Civita und Marta - 19.9.2016

Nach schweren, nächtlichen Gewittern zog ein frischer Tag auf. Gut ausgeruht schmiedeten wir die Pläne für den Tag.  Der anvisierte Spoerry-Garten bleibt montags geschlossen und Siena schien uns dann doch etwas zu weit weg für einen Tagesausflug. So folgten wir dem Tipp von Stephania, der sympathischen Gastgeberin hier im Le Vigne, und nahmen die nur 13 Kilometer nach Civita bei Bagnoregio unter die Räder.

 

Die Gassen durch den Ort bis zum Parkplatz bei Civita wurden sogar Frau Bernasconi und somit auch unserem Wägeli zu eng. Breitspurige Wandergruppen machten ein Durchkommen schier unmöglich. Also parkierten wir halt in Bagnoregio. Dort war allerdings Markttag und ein Parkplatz Mangelware.
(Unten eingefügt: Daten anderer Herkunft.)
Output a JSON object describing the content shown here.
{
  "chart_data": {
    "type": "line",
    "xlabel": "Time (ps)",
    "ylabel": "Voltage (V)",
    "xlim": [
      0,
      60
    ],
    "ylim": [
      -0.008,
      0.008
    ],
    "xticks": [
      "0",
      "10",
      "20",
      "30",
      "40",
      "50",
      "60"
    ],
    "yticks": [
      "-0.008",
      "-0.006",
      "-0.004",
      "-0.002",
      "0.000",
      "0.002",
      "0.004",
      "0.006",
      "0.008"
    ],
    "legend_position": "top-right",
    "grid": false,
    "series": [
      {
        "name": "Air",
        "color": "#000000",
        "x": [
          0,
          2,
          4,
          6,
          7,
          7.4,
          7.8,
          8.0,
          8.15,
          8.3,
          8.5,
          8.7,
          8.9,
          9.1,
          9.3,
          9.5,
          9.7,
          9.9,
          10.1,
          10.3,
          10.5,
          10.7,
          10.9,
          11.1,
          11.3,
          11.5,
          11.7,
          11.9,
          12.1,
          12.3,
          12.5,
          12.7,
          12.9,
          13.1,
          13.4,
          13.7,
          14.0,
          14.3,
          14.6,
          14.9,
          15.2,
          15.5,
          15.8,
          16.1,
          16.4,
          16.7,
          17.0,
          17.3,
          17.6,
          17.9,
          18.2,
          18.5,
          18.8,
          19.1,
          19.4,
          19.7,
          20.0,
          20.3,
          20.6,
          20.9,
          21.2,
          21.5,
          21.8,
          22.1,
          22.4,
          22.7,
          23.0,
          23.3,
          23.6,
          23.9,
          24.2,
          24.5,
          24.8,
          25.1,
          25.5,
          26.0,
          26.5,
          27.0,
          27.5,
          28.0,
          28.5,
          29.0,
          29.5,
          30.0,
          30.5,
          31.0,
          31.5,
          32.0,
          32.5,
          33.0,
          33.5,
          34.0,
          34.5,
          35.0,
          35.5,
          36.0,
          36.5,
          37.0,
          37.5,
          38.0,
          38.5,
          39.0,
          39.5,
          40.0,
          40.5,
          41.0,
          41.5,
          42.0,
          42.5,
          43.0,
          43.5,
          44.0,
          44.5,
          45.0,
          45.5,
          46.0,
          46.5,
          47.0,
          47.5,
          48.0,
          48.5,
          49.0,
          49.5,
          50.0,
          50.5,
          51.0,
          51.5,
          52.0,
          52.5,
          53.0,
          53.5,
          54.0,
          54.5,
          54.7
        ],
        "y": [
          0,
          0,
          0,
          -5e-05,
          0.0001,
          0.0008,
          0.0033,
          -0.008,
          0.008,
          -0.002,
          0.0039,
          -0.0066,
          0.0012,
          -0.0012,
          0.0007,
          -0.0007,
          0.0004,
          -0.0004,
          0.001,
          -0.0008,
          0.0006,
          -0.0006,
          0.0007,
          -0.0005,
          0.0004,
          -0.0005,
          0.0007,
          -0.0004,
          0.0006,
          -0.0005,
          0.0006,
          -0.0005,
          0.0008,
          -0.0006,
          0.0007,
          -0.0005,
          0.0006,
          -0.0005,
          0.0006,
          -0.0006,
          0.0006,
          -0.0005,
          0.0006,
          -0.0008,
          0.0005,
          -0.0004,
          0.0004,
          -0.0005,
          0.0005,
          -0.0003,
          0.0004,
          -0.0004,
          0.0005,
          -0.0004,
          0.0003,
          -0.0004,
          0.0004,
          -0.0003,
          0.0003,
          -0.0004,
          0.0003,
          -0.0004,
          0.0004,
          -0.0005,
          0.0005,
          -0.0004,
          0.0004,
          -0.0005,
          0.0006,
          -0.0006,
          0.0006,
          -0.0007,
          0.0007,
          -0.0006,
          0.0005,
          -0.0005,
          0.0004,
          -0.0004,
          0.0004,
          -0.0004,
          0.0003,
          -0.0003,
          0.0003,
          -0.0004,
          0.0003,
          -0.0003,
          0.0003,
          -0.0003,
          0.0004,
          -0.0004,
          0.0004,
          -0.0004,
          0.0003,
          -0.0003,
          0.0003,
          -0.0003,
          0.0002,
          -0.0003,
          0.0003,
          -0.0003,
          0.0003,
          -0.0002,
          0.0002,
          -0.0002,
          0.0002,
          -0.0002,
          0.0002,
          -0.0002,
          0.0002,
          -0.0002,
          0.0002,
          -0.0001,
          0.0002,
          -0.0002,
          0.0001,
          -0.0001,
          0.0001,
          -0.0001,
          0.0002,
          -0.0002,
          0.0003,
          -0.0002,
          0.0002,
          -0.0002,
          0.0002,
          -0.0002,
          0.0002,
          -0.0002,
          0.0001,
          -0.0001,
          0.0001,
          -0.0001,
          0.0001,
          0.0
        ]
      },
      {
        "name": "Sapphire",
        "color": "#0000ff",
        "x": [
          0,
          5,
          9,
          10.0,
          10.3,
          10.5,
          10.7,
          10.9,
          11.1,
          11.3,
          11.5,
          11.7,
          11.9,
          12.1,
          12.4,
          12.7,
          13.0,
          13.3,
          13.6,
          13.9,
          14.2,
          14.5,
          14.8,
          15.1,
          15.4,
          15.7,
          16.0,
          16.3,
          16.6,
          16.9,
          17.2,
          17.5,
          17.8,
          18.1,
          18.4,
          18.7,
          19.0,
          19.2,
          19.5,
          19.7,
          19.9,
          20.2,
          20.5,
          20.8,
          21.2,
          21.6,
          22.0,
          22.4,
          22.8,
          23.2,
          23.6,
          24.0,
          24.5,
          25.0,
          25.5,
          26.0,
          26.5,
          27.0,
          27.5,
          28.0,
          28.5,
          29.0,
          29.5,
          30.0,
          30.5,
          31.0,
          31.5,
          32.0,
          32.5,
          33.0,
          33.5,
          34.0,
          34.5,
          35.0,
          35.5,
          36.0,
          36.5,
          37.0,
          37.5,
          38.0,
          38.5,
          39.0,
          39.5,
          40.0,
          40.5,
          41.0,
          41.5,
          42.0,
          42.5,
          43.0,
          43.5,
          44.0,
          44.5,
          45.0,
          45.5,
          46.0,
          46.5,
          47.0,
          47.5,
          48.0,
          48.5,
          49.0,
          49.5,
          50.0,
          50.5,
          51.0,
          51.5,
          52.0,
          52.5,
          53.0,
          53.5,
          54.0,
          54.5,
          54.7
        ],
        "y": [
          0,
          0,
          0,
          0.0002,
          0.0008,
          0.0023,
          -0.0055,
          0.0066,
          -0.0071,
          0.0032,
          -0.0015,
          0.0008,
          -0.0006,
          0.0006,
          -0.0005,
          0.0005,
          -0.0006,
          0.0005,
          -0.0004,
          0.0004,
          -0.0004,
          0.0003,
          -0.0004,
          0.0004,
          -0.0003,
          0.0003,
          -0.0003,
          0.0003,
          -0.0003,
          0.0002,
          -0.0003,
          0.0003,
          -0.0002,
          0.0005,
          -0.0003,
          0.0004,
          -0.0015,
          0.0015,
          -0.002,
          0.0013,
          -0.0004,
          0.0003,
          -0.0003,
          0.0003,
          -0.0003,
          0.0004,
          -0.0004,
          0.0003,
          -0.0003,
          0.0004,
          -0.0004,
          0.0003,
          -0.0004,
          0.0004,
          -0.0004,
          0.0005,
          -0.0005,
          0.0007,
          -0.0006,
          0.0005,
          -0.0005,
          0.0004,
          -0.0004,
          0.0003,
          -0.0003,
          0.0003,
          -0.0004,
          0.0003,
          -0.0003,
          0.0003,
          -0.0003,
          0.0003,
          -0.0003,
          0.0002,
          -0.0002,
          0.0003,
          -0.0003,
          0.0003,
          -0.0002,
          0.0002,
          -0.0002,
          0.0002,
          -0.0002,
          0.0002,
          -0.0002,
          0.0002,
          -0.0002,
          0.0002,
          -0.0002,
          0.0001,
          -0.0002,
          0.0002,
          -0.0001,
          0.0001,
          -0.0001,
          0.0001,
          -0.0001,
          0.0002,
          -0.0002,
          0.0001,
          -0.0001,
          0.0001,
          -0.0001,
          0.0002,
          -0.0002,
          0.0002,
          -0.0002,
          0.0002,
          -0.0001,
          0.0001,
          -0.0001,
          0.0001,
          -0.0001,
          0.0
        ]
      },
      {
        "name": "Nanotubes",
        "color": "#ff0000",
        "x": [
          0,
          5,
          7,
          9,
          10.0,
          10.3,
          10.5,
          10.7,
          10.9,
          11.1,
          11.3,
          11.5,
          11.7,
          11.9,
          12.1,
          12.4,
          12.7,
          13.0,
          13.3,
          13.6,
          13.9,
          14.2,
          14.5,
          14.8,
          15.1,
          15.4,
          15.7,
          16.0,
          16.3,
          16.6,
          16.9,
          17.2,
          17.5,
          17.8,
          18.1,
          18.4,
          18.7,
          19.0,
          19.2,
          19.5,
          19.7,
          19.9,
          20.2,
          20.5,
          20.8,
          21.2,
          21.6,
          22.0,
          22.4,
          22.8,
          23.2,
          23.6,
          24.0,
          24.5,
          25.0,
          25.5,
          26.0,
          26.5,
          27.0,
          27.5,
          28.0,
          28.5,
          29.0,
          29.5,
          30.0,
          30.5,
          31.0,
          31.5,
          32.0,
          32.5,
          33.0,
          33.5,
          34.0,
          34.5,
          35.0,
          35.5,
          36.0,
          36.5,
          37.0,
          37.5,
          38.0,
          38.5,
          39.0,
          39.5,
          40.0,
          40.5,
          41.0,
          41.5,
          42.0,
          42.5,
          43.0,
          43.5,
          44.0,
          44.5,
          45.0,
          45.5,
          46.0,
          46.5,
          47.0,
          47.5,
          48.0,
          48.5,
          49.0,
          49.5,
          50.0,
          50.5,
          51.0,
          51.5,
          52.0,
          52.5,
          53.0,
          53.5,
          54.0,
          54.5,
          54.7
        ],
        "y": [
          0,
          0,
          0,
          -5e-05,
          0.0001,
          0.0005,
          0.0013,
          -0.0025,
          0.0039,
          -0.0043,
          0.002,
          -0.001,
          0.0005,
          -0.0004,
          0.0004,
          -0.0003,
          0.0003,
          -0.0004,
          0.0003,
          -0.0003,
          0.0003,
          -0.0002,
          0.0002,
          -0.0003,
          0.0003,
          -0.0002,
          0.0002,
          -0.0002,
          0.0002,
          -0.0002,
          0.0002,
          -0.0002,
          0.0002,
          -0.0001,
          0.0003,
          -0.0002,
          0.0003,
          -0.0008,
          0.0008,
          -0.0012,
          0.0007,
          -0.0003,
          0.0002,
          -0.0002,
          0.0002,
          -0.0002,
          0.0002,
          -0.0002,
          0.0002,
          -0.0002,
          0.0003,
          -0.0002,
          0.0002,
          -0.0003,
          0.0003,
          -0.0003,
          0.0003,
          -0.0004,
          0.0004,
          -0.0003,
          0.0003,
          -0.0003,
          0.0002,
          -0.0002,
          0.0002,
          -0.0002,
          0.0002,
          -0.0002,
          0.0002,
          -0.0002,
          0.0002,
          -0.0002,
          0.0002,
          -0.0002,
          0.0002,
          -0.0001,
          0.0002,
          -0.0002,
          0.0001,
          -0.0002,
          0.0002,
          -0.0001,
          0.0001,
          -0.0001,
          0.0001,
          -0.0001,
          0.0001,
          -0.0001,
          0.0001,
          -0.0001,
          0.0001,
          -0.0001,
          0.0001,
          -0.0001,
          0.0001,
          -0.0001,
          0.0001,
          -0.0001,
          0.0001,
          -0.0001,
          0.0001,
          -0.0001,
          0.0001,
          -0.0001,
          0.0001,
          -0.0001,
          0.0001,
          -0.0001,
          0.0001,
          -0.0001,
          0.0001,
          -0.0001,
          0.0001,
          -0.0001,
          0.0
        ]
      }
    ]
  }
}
Egal, bald einmal standen wir neugierig am Aussichtspunkt, blicken über den weiten Krater. In dessen Mitte erhob sich ein Hügel und obendrauf die mittelalterliche Stadt Civita.
Wir kletterten Treppen und steilen Wegen entlang die Kraterwand hinunter, marschierten über die Fussgängerbücke und keuchten dann den Hügel hinauf, bis auf gleiche Höhe wie der Aussichtspunkt. Peter war froh um seine Wanderschuhe, denn auch innerhalb der mittelalterlichen Stadt war der Bodenbelag schon fast wie auf einem Bergweg. Kaum durch das Burgtor getreten öffnete sich die Stadt auf einen weiten Platz. Ein paar schlichte Häuser, die Kirche faszinierten uns sofort. Auch das Innere der Kirche war schlicht und ansprechend gestaltet. Die Stille faszinierte mich und ich genoss sie auch. Einen Augenblick einfach inne halten und die vielen Eindrücke setzen lassen, tat wirklich gut. Wir übersahen die Trattorias, die sich eine an die andere reihte. Nur noch wenige Familien leben im Ort, das übrige Civita scheint sich auf die nächste touristische Stufe vorzubereiten. Doch das tat dem rauen Charme des Städtchens und der fantastischen Aussicht keinen Abbruch. Es ist Nachsaison und so hatten wir das Dorf schon fast für uns alleine. 

Nach einem entspannten Café nahmen wir uns den Abstieg vor. Dabei sahen wir, wie die Transporte organisiert waren. Ein geländegängiges Lastwägeli brauste über die Fussgängerbrücke, dann den Hügel hoch, holperte über die flachen Treppen und wand sich haarknapp zwischen den engen Hauszeilen durch.

 

Kaum unten angelangt kraxelten wir gleich wieder den Kraterrand hoch. Wir schlurften müde den Kilometer zurück durch Bagnoregio. Der Markt war weiter gezogen und unser Auto stand einsam und verlassen auf dem Parkplatz. Noch nie empfanden wir die Autositze so bequem wie heute!

Doch kaum hörte Frau Bernasconi wieder das Motörli summen, packte sie das Reisefieber. Das Navi suchte uns einen Weg nach Marta, einer kleinen Ortschaft am anderen Ende des Bolsenasees. Ein Bummel zu den Fischerbooten und durch Altstadtgässchen sowie ein Gelati rundeten unseren Tag ab. Nachdem wir über die Seepromenade schlenderten, entdeckten wir wieder wie schon oft ein kleines Gässchen. Wir nutzten die Gelegenheit und liessen uns treiben und so überraschte es uns nicht, dass wir durch ein Quartier marschierten das voller Leben war.


Jetzt sitzen wir im Le Vigne oben – mit müden Beinen wie nach einer Bergtour - und bewundern das einmalige Farbenspiel des Sonnenuntergangs über dem See – Hollywood pur.